I was replying to another user who called me 'absurdly cruel'. I was defending myself, as you are doing now.

Allthegoodnamesarechosen · 01/01/2025 15:40

NewAccount1990 · 01/01/2025 14:02

@3luckystars - I have been reading about annulments and this is hopefully the route I'll take. There's few examples I can find, but the whole marriage was built on lies - so I'm hopeful it falls under one of the categories

if you are in England or Wales, OP, you cannot have your marriage annulled. It has been consummated, you are not related , neither of you is currently married to someone else, and your husband is not in the process of declaring himself to be a woman

However, you can apply for a legal separation.

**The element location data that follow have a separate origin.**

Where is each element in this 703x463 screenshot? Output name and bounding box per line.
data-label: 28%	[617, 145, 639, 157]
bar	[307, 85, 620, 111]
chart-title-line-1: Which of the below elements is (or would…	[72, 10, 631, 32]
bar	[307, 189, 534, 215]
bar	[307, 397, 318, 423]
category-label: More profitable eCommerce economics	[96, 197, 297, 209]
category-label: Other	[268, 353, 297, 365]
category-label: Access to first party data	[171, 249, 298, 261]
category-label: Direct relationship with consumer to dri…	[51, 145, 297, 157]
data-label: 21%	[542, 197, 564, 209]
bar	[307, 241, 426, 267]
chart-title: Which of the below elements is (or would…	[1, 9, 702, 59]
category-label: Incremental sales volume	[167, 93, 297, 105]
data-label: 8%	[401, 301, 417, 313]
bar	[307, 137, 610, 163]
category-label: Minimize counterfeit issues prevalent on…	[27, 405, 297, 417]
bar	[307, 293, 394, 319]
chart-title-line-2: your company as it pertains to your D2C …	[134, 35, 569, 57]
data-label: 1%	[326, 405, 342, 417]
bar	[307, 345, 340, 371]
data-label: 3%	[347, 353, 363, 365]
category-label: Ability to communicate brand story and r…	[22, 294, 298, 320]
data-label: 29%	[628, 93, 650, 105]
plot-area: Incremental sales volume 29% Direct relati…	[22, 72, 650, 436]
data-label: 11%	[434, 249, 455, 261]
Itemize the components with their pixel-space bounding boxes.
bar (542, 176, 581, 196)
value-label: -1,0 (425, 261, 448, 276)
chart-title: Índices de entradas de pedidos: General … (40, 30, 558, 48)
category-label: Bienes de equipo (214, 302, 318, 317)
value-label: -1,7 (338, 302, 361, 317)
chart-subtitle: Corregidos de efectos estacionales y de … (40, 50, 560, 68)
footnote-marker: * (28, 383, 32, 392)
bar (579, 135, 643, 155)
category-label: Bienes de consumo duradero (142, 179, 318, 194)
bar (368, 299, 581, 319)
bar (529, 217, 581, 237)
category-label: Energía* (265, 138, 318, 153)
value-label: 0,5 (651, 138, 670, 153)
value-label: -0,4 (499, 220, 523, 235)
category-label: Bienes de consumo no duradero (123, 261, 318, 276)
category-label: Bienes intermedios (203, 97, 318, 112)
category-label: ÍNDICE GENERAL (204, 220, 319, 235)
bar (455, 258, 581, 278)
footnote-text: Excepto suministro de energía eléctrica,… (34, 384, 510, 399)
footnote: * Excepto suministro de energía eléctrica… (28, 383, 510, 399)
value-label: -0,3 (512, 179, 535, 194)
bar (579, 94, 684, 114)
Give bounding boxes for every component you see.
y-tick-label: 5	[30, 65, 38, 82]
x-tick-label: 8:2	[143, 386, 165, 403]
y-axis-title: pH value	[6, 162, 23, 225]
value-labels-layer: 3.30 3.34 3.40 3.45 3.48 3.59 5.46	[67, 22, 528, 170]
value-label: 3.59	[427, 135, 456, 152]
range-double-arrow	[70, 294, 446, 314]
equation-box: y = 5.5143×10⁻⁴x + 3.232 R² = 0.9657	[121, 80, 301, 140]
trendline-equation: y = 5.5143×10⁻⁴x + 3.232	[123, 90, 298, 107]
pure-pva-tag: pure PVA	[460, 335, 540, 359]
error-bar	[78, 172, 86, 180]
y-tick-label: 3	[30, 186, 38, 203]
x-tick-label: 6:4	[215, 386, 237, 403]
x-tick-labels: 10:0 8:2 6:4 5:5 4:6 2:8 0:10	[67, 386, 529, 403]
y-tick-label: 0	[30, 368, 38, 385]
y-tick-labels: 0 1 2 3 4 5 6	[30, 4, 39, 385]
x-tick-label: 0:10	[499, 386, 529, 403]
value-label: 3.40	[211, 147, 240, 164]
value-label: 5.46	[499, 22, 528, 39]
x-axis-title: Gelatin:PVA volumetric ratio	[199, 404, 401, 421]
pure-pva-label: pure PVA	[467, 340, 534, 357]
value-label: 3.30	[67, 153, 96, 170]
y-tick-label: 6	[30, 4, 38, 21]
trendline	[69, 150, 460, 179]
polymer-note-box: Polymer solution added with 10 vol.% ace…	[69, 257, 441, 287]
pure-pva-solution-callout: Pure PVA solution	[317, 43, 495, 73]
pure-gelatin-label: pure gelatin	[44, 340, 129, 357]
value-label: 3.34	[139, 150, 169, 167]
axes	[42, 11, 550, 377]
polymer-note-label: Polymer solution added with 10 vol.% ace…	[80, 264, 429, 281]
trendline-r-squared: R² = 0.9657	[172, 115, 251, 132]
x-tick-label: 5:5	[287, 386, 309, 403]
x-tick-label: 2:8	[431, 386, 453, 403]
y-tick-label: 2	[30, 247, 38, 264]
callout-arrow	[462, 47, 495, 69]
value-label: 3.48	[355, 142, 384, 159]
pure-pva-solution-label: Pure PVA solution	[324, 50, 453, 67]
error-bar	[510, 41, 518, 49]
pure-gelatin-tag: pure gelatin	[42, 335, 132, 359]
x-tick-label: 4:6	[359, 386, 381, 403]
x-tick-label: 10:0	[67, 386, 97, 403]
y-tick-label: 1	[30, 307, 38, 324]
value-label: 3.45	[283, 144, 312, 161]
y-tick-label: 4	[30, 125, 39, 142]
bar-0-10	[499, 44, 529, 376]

NewAccount1990 · 01/01/2025 15:40

@IdgieThreadgoodeIsMyHeroine - that's her view. Let it go.

I'm unsure why there are so many immature adults on the Internet nowadays. Agreeing to disagree is okay.

OP posts:
NewAccount1990 · 01/01/2025 15:46

@Allthegoodnamesarechosen - I know an annulment is difficult to get. I was going to get legal advice on it but there's two categories it may fit into;

  1. We haven't had sex since we got married.
  2. The category is "The applicant/respondent did not validly consent to its formation, whether in consequence of duress, mistake,
unsoundness of mind or otherwise"
OP posts:
IdgieThreadgoodeIsMyHeroine · 01/01/2025 15:54

Agreeing to disagree is okay.

Quite. For example, the user I was responding to could have agreed to disagree with me, because, in your words, "that's [my] view".

You could also agree to disagree with me over "my view", rather than telling me to stop pressing my agenda "over and over" (twice, incidentally).

BlueSilverCats · 01/01/2025 16:04

YABU for staying so long and putting up with so much.

You deserve better than this. You ARE better than this.

AutumnFroglets · 01/01/2025 19:57

You are in an abusive relationship and I think you will be needing support to get out. Take any support you can get even if you don't think it's right as it could lead you to other, more tailored, support.

Go to your GP and see if they can signpost you to local DA groups etc. This means it should hopefully be noted on your records.

Email or call Women's Aid or Refuge.

Talk to your friends and family - abusers rely on their victims silence and shame. Don't keep quiet any longer. Talk to the school for both your children, they need to be aware too.

The longer you stay married the more he will be entitled to your savings etc. A short marriage of one year might mean you walk away with what you had at the time of your vows. Do NOT delay.

Pessismistic · 13/09/2025 12:14

Omg Op get out he’s a controlling twat. Take the kids somewhere get out now he wants you for your income there cannot be any other reason why would anybody in there right mind make somebody marry them when they clearly don’t want to. Can you stay with somebody else? Honestly don’t take any more shit from him see a solicitor get your annulment tell solicitor he forced you to marry him by blackmailing you about the kids. He is going to feel humiliated as well as you but you being strong you can rebuild your life again. Staying with him will probably end your life. Don’t live this way. His kids sound awful but he sounds a million times worse.

Weenurse · 13/09/2025 12:19

I realise OP has not been back since January, but I do hope you managed to get away

HAPPILYMARRIEDSINCE2012 · 13/09/2025 12:53

Playing for you OP 🙏

BengalBangle · 13/09/2025 13:26

Weenurse · 13/09/2025 12:19

I realise OP has not been back since January, but I do hope you managed to get away

I remember from other posts weeks down the line her saying she was pregnant and was still with him.
She also said it was her first baby with him - despite her mentioning their 5 year old DD in this post - who knows what was actually real?!